Technique is a strong word but I'll give it a go!
For Mr Warren's Profession specifically I was fortunate enough to visit the Lowell Mills Museum in Lowell, Massachusetts. Their guides and exhibits were vital to making the mill in the book come alive.
For my Victorian historicals in general, I'm very lucky in that the Victorians did a whole lot of self-documentation that is well-preserved in a language I know how to read. I read extensively for four years, focusing on…
fiction written by Victorians
nonfiction written by Victorians (self-help guides, technological journals and manuals, newspaper articles, etc.)
nonfiction written by 20th/21st century historians (I owe Judith Flanders my life)
For Hold Fast specifically I also visited Mystic Seaport in Mystic, Connecticut (home of the last wooden whaleship in the world) and the New Bedford Whaling Museum in New Bedford, Massachusetts (home of the largest scale-model whaleship in the world and also many actual whale skeletons).

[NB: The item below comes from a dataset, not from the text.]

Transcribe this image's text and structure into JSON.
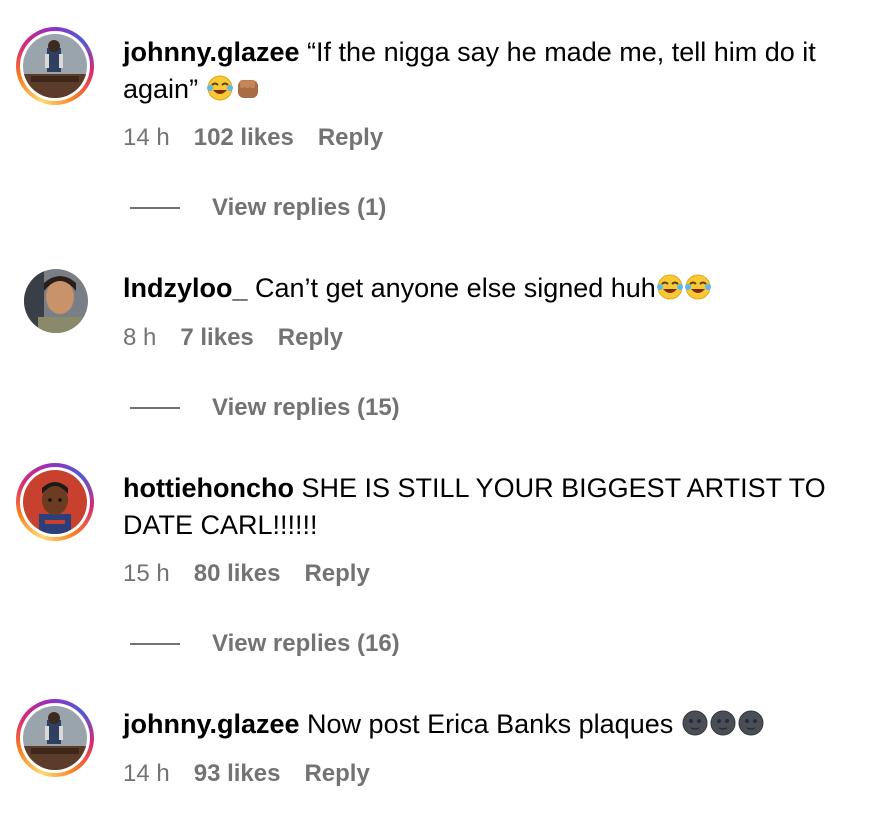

For Fiorenzo, I read mostly nonfiction by present-day Venetians and 20th/21st century historians. I also visited the Sargent, Whistler, and Venetian Glass exhibit at Mystic Seaport, which gave me an opportunity to interact with not just historical Venetian crafts and art but also a real life gondola.
tl;dr - A lot of nonfiction reading, some fiction reading, and ideally something I can visit in person to draw my own observations.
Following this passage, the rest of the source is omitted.